The main task of nerve fibers is to transmit action potentials from the soma in the peripheral direction and to cause a release of chemical messengers (neurotransmitters) in the synapses. Only in this way is information transmission from cell to cell or target organ made possible. Excitation conduction begins in the action hill of the cell body, where the basis for action potentials is created. The excitation threshold in the subsequent preaxon is particularly low, so that an action potential can easily be formed here. The resulting triggered depolarization of the axon membrane opens the voltage-dependent sodium channels and a depolarization wave runs over the entire nerve fiber. For physical reasons, myelination of the axon allows particularly rapid conduction over longer sections without significant attenuation. Because of the separation of the sheath layers by Schwann cells, the action potential can jump from one gap to the next. This form of excitation conduction is much faster than continuous conduction in markless nerve fibers, requires less energy, and allows thinner axons.
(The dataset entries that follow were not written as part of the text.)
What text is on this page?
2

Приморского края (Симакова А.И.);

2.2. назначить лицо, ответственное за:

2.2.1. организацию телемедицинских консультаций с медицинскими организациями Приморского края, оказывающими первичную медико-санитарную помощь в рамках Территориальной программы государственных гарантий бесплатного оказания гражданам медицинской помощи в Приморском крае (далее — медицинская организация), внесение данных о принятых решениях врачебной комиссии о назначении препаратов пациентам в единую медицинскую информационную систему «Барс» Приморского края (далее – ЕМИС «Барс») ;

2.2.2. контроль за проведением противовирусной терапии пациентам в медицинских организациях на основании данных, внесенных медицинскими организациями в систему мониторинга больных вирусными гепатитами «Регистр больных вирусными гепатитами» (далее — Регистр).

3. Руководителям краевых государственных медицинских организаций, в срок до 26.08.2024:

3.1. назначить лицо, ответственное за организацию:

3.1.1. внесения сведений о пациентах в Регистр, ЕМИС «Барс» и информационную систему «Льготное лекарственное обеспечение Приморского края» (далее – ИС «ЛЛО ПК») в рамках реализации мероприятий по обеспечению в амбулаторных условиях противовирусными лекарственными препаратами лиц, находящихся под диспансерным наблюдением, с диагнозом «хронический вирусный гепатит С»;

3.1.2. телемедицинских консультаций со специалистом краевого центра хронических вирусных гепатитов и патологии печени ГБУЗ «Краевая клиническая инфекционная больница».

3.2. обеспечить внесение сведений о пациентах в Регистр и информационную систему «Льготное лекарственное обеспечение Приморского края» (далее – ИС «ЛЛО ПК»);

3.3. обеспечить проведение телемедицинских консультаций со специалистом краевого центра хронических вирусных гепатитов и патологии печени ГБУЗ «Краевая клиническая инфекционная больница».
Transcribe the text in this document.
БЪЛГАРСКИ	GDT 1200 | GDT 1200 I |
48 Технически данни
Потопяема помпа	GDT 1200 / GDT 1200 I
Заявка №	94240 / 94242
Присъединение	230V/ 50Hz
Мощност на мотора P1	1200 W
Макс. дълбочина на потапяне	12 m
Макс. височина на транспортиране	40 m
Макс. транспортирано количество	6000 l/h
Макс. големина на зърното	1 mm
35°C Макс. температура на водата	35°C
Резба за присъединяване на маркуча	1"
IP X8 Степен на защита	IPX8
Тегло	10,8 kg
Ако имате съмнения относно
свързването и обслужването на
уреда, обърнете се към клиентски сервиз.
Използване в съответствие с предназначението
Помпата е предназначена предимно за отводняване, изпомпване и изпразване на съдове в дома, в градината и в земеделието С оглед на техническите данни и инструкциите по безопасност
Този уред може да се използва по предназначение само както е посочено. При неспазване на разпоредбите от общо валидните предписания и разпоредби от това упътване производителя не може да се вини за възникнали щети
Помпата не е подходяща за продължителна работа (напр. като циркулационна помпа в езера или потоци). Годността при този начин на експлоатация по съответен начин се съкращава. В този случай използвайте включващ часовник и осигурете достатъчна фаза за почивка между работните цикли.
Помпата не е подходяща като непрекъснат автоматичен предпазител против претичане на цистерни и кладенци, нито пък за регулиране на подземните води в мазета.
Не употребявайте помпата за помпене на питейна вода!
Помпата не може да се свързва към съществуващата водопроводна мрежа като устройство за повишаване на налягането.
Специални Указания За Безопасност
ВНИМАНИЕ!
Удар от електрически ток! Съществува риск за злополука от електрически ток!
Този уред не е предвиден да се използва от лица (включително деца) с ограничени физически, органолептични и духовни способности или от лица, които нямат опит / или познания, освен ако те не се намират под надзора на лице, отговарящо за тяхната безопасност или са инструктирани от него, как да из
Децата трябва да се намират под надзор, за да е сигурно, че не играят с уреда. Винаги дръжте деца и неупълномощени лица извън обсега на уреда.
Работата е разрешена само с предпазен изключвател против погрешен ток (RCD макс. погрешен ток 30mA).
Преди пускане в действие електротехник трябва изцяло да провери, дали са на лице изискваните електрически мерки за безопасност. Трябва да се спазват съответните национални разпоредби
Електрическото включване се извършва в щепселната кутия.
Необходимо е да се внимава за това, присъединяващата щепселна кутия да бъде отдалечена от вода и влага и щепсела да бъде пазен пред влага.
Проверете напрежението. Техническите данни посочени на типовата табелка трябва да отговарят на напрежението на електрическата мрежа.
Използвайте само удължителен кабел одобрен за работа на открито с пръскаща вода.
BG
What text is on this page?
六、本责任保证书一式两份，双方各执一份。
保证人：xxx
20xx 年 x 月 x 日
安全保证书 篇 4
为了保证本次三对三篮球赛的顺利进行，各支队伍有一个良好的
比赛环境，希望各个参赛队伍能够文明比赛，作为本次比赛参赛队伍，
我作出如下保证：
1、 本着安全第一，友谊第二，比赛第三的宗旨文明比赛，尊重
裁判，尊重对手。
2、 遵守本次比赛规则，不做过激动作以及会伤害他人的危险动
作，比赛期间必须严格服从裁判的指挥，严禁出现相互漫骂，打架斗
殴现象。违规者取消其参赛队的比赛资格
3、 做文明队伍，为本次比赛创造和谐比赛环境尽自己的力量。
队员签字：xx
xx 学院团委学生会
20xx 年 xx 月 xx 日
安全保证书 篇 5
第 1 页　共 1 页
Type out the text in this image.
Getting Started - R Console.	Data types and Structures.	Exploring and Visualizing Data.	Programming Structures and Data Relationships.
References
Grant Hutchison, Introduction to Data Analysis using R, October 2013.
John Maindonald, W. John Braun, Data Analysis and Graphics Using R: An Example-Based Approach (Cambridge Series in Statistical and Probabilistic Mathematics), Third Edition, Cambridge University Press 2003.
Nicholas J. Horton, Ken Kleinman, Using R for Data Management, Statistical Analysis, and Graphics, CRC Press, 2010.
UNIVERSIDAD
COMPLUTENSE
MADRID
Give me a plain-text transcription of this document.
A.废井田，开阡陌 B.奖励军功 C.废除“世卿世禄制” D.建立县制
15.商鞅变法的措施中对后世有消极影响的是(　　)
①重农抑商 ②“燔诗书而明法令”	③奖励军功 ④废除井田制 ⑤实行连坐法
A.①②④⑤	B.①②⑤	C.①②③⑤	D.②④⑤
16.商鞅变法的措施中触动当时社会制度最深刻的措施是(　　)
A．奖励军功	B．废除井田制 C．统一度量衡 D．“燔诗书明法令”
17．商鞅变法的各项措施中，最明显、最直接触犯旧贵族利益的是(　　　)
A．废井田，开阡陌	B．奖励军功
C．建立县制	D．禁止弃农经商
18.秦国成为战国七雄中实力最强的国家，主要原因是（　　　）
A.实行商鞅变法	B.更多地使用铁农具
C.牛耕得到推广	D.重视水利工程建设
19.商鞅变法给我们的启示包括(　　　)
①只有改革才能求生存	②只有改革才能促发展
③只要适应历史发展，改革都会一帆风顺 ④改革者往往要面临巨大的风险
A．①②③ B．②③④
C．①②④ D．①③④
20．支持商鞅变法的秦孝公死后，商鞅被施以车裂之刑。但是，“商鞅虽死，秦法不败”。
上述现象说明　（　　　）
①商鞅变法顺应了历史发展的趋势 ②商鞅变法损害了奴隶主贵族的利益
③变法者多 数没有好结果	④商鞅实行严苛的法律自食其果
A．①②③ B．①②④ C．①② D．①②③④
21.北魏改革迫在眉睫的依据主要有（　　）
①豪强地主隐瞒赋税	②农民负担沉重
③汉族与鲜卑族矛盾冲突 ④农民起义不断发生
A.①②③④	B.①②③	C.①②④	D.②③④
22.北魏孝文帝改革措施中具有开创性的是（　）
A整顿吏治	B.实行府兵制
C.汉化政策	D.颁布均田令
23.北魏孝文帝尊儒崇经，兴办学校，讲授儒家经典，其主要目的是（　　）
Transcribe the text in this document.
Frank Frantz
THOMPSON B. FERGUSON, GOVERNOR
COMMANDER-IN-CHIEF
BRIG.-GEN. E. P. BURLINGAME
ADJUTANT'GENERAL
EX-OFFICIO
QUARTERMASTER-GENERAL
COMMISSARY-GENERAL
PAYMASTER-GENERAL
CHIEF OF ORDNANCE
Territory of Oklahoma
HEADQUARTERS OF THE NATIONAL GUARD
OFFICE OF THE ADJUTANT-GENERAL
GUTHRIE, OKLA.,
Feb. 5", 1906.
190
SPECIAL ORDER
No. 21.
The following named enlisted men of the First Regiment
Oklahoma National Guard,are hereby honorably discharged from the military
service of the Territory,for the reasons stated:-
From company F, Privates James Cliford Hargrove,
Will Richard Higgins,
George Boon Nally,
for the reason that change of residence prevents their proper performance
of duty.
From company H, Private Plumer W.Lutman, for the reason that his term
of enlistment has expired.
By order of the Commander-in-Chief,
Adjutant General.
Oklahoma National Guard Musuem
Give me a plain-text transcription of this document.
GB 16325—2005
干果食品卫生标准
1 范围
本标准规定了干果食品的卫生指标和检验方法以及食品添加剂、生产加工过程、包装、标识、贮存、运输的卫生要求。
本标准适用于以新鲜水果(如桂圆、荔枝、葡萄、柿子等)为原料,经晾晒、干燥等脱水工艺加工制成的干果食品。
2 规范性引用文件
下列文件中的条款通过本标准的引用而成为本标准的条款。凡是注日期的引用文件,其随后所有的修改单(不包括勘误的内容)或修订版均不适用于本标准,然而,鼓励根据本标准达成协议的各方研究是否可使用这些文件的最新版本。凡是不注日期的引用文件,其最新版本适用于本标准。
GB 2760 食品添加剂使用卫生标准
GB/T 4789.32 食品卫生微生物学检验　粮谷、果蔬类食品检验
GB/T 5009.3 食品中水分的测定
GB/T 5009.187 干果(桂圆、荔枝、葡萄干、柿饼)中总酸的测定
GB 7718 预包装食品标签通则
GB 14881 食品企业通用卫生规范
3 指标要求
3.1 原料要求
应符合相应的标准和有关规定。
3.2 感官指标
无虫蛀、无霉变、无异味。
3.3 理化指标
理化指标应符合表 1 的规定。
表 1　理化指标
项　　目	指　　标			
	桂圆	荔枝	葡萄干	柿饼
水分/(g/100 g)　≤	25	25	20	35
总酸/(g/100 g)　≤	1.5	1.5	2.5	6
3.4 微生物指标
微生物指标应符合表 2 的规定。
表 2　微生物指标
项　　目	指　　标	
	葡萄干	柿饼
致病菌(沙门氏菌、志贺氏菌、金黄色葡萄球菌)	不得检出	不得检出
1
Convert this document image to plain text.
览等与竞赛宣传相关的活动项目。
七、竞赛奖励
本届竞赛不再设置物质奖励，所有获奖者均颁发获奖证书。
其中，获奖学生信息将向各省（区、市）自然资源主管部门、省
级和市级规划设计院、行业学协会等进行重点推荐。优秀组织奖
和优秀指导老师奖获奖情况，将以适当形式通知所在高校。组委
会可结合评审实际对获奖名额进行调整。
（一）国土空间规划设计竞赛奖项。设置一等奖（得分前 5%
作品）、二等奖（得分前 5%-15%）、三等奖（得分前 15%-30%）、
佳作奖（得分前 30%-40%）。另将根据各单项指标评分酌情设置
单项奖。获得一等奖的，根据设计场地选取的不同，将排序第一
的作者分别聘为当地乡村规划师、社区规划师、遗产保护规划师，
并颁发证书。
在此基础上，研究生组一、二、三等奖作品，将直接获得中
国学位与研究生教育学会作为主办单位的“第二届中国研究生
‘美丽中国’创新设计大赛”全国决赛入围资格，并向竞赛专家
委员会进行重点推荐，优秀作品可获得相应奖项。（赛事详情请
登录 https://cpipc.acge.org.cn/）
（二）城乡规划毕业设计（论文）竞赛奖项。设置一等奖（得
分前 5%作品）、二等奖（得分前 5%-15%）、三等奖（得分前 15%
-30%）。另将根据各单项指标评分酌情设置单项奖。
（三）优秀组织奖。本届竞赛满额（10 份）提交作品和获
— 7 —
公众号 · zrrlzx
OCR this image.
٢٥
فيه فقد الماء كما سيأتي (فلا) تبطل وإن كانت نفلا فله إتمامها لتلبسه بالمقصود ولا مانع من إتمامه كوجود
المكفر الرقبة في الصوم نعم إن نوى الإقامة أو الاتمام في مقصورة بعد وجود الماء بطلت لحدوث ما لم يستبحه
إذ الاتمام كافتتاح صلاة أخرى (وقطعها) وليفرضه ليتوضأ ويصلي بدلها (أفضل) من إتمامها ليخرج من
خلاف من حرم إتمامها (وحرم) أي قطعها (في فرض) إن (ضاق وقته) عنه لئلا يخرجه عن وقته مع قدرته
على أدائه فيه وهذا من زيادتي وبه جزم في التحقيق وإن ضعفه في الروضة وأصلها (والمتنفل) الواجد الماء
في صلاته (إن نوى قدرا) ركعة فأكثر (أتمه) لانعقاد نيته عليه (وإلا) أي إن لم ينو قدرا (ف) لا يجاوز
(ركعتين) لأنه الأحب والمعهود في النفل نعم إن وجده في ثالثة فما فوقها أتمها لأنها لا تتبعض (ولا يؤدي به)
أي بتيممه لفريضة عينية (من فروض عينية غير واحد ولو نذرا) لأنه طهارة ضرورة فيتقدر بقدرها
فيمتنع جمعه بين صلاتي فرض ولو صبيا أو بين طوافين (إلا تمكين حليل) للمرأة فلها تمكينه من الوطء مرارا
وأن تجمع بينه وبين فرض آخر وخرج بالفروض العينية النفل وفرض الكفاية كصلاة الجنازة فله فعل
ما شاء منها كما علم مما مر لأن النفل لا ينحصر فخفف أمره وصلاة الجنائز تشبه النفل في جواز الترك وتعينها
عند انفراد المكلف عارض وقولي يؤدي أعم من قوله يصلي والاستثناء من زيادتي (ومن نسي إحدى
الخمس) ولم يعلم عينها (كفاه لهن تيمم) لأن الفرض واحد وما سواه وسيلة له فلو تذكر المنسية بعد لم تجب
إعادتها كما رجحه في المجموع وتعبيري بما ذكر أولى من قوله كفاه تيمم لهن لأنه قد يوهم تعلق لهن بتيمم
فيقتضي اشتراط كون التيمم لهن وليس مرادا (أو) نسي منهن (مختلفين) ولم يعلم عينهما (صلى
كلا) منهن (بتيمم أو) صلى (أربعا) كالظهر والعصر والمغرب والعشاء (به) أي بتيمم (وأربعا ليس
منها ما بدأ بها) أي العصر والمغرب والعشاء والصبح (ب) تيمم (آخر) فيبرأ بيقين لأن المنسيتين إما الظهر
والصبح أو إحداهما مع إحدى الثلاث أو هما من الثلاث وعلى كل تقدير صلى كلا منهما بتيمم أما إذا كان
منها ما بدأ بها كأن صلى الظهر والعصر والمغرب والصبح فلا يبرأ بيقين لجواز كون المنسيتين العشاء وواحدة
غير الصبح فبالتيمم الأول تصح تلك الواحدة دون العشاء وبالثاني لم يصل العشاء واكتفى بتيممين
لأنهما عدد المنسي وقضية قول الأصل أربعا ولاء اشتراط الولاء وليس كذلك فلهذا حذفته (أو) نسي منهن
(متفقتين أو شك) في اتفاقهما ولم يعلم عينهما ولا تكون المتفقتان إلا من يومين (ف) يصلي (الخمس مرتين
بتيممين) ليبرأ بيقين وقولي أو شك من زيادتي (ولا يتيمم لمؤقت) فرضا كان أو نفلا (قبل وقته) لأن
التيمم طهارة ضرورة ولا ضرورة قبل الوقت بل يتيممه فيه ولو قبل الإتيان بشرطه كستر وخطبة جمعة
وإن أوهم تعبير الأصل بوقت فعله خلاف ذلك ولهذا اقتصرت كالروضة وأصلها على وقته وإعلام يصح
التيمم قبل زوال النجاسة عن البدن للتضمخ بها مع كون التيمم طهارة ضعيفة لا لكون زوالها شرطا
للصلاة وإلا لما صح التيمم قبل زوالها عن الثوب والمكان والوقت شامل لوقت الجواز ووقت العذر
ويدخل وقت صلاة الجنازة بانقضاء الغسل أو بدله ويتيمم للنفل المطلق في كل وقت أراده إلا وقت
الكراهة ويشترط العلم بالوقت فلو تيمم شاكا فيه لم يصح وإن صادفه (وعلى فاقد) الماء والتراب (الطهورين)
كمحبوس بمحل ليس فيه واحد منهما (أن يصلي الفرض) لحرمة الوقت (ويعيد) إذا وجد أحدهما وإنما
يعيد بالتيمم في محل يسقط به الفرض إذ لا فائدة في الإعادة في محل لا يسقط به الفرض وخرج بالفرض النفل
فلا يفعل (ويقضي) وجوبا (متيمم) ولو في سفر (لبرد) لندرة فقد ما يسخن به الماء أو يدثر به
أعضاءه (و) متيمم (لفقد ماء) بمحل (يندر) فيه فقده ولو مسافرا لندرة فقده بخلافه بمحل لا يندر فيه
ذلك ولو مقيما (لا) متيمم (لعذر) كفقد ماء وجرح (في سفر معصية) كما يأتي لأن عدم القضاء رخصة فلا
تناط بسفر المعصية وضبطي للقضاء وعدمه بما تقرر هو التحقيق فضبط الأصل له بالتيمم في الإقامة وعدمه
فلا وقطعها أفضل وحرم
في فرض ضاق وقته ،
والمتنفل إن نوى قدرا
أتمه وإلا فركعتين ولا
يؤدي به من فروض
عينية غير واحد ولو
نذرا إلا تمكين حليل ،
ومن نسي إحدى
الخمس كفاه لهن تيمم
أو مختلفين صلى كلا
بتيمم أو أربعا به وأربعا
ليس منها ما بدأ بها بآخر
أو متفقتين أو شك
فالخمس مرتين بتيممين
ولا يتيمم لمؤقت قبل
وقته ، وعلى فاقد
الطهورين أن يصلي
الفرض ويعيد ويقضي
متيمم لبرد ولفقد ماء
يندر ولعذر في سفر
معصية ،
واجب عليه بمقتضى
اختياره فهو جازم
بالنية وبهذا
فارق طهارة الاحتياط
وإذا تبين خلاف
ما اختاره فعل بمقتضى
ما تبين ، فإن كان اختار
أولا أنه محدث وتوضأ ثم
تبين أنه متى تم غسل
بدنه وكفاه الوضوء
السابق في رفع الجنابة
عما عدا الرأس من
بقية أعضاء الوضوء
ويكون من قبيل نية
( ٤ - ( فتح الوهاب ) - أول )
In addition to transmitting electrical voltages, the nerve fiber is also responsible for transporting substances. Since almost all of the synthesizing activity of a nerve cell takes place in the cell body, various substances must be brought to the axon to maintain its functions. The transport directed from the cell body to the peripheral end of the axon involves proteins, which are transported only in one direction and very slowly. The axonal transport of substances in both directions, on the other hand, takes place through vesicles along the microtubules and proceeds rapidly.

Diseases and complaints

One of the most common neurological impairments in young people is brought on by multiple sclerosis. It is a chronic inflammatory disease in which the myelin sheaths of the neurites in the central nervous system are attacked and destroyed. This has a negative effect on the conduction of excitation and results, among other things, in sensory disturbances or paralysis. Together with Baló’s disease, acute disseminated encephalomyelitis (ADEM) or neuromyelitis optica (Devic’s syndrome), as well as some other clinical pictures, multiple sclerosis belongs to the demyelinating diseases (demyelinating diseases). Complaints also occur in the case of a severing of the nerve fiber (axotomy) as a result of a traumatic incident. Since ribosomes or a rough endoplasmic reticulum are only exceptionally present in the cytoplasm of the neurite, the maintenance and function of the axon must be taken over by protein synthesis in the cell body. If the nerve fiber is separated from the soma, no supply can be provided to the neurite and it dies. In the presence of severe trauma, adjacent neurons may also degenerate. Regarding the location, of the neurons affected in the surrounding area, it is necessary to differentiate between anterograde and retrograde transneural degeneration. In addition to mechanically induced damage, neurodegenerative diseases, such as Alzheimer’s and Parkinson’s diseases, or axonal degenerative polyneuropathies are also involved in the decay of axons.